Lots of stessfull things have happened in my life this year that has probably pushed me towards anxiety. I had always had little anxiety attacks, but my first real BIG ONE, or panic attack i ended up going to the hospital and my biggest fear was...I didnt know what to do about it. So every sence then i have dedicated ALOT of time researching about anxiety and how to cope with it.

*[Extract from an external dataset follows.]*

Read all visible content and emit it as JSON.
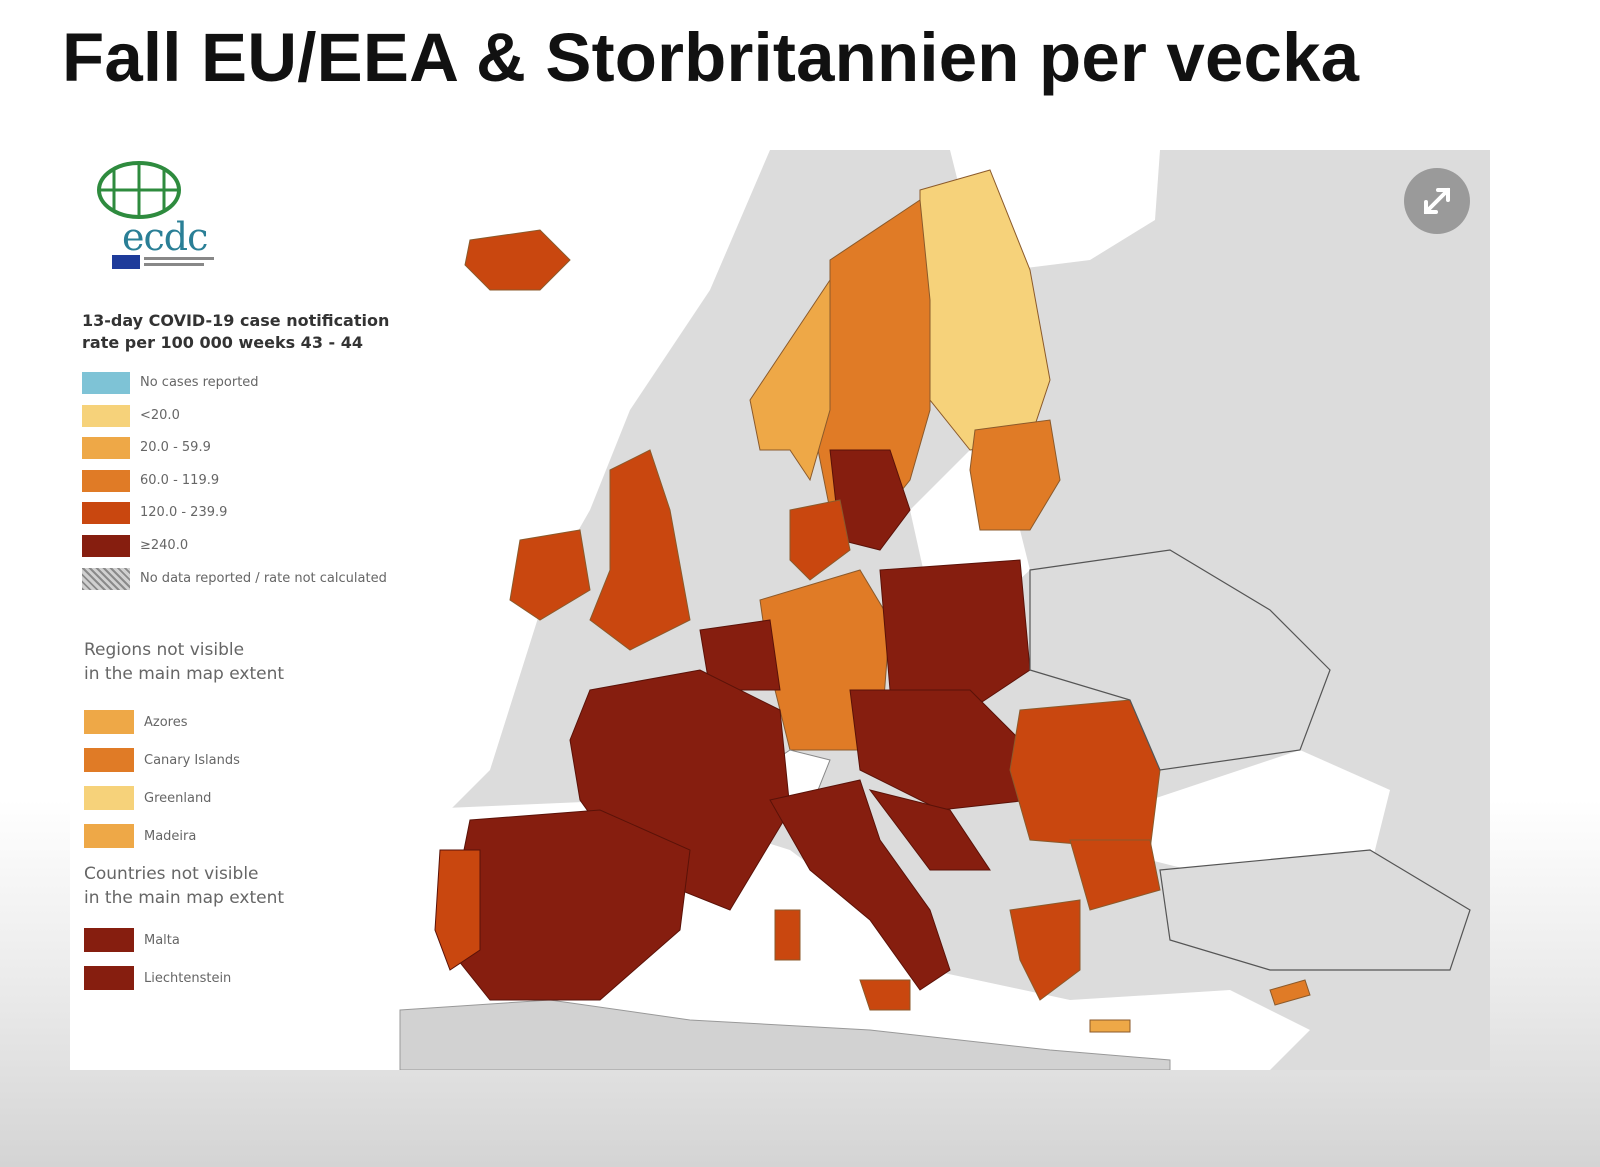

My Fiance has Anxiety also. He had always talked about it, but didnt really like to share when he had anxiety attacks because i didnt really understand where he was comming from. But now that we both have anxiety we can lean on eachother for support. And help eachother get through this....I honestly have no idea how i would cope with this without him. I would probably feel very alone and depressed. Im so so thankfull that i have someone there for me all the time that i can talk to whenever i fell an attack comming on. Hes truly my life savior, and my world. And i love him uncondiotanlly.

Latley its been a little bit harder because Mike (my fiance) is in Indiana and im in FL without him. But ive been going to college, and exercising everyday, getting a good amount of sleep, and maintaining a good diet.

I could be better, but im coping with this well.

imported_admin
09-19-2008, 03:16 AM
Hi Anna,

It is handy to have a partner who understands what you are going through. My partner gets upset when I take xanax...I try to tell her when I take xanax, it is the only time I get to feel some what like a normal person. I really wish she could be in my body just for one day so she can understand how horrible it can be.

Welcome to the forum!

Lulu
09-21-2008, 01:53 PM
Hi all

Yep it's really hard to explain to others what this feels like, cos until you experience it you have no idea how terrifying it is.